C'est donc ce divorce perceptif qui me trouble. Il peut prendre plusieurs visages. Par exemple, les deux scènes peuvent donner l'impression qu'elles viennent de deux plans différents, voire deux films. Il faut croire que l'agencement des figures, des motifs, du fond, le hasard de leur répartition nouvelle tout ce qui faisait l'image, se révèle à cette occasion. Il se peut aussi que les personnages (si ce sont des personnages) en haut de l'image contredisent ce qu'indique la partie inférieure et réciproquement. Ou bien les deux parties se recollent mais de façon à laisser voir un nouvel ensemble qui n'était dans aucune des deux images. Ou encore l'une des deux parties devient complètement énigmatique, voire abstraite. Ou, et c'est le cas le plus fréquent, l'un des deux côtés renseigne l'autre et pourtant l'ensemble persiste comme une énigme non résolue. Quelquefois, l'énigme est absolue, c'est-à-dire que l'image se voit en tant que telle sans qu'on ait besoin de penser sa division.

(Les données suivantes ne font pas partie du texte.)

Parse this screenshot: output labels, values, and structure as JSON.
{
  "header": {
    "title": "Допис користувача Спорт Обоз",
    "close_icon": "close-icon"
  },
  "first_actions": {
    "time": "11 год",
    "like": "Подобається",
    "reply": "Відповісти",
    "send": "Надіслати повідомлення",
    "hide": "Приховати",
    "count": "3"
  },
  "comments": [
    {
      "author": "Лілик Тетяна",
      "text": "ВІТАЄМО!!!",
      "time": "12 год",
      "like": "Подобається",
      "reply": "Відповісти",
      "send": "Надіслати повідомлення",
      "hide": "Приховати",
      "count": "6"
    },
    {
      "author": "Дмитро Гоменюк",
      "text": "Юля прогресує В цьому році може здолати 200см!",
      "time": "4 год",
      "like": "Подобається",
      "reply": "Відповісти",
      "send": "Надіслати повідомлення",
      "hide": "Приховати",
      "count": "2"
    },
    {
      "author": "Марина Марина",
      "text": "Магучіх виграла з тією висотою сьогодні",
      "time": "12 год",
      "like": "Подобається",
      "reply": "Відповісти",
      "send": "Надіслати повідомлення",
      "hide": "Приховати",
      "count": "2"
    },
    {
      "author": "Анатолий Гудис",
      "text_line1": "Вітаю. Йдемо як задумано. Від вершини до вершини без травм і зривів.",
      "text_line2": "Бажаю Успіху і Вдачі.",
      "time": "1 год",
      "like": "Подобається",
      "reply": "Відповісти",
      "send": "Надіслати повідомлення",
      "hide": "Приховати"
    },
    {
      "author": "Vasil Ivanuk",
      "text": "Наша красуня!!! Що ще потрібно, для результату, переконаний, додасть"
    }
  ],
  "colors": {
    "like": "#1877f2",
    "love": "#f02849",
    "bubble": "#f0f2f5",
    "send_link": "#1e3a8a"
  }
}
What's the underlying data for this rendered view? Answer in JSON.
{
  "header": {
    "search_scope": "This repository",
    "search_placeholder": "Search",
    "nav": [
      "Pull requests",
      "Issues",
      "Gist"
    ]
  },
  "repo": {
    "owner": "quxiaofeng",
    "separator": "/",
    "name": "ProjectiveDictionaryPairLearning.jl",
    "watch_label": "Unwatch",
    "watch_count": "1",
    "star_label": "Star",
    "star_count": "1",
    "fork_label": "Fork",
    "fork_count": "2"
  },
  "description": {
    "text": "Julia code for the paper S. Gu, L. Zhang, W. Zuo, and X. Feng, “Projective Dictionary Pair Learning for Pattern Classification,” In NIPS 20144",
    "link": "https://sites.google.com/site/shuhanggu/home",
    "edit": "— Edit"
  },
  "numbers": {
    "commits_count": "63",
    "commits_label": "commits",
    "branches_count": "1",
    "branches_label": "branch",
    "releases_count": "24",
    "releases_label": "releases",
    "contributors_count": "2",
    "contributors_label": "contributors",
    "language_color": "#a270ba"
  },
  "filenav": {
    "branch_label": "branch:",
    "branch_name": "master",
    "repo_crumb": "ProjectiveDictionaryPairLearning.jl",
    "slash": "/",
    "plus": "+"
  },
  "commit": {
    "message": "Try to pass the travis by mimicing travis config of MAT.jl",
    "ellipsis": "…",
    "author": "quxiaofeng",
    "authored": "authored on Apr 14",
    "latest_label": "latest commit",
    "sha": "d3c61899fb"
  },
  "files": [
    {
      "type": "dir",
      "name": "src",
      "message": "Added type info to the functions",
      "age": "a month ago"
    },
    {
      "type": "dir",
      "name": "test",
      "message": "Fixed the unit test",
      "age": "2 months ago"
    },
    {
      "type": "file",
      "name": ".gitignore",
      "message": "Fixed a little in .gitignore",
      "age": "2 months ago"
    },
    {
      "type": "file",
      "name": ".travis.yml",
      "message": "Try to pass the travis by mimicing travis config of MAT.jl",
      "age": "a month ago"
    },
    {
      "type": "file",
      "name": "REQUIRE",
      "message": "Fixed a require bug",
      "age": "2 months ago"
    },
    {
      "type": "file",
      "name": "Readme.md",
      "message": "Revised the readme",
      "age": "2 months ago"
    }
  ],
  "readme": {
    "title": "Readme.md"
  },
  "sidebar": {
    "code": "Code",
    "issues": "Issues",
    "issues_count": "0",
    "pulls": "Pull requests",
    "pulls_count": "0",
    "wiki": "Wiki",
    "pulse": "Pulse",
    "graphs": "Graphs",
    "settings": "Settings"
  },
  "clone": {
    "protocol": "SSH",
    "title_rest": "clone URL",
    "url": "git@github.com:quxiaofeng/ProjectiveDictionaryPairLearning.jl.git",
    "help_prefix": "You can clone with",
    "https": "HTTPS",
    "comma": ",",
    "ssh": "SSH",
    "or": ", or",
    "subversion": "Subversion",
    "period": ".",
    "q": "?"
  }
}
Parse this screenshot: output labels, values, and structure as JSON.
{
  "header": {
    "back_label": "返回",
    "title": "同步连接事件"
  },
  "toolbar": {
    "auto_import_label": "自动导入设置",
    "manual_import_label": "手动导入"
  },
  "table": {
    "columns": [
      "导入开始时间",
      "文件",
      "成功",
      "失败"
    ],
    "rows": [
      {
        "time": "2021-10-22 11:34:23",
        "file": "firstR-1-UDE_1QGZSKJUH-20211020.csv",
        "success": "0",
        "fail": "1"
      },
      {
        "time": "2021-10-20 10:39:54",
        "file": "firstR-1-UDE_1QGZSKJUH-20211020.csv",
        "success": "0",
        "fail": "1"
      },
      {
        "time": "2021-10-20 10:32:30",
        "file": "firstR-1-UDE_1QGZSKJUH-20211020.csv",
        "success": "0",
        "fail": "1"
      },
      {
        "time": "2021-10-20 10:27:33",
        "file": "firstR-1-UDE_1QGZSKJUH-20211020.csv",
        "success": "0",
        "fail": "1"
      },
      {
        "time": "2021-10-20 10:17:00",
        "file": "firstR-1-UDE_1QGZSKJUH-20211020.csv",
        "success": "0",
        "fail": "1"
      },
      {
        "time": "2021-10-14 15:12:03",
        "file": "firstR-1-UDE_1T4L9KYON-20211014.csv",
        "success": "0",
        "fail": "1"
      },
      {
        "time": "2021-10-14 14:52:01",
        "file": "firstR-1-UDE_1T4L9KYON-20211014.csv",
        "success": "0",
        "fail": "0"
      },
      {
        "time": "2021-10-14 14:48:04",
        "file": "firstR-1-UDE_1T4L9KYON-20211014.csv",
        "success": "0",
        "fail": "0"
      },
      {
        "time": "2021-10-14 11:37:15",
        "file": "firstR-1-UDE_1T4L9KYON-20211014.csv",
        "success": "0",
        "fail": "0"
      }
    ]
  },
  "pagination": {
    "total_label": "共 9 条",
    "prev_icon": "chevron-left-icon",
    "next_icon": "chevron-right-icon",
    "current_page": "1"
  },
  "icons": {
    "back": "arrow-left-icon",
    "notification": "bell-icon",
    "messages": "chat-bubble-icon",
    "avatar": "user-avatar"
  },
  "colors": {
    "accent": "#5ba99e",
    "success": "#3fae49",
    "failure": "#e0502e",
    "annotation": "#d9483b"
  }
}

La barre sombre qui figure cette division joue un rôle non négligeable dans les rapports formels ou figuratifs des deux parties. Elle change de gabarit selon la technique, le format du film. Elle peut être très grosse, presque autant que les deux images ou très fine, presque invisible si les zones de raccord sont elles-mêmes très sombres. Les plus petites séparations appartiennent au format du CinémaScope qui étire les images quand on les voit hors projection (ce qui est mon cas). Elle peut aussi changer de couleur, se dédoubler, "baver". En tout cas, c'est elle qui sépare et relie, qui a cette fonction de souder les images dans ce nouvel ensemble. Car il faut le dire, au-delà du basculement perceptif entre haut et bas, ce qui m'intéresse, c'est que le regard ne voit plus deux images, ou deux parties prises dans une inversion, mais une nouvelle image, singulière, une seule énigme visuelle qui appelle un balancement du regard, une hésitation.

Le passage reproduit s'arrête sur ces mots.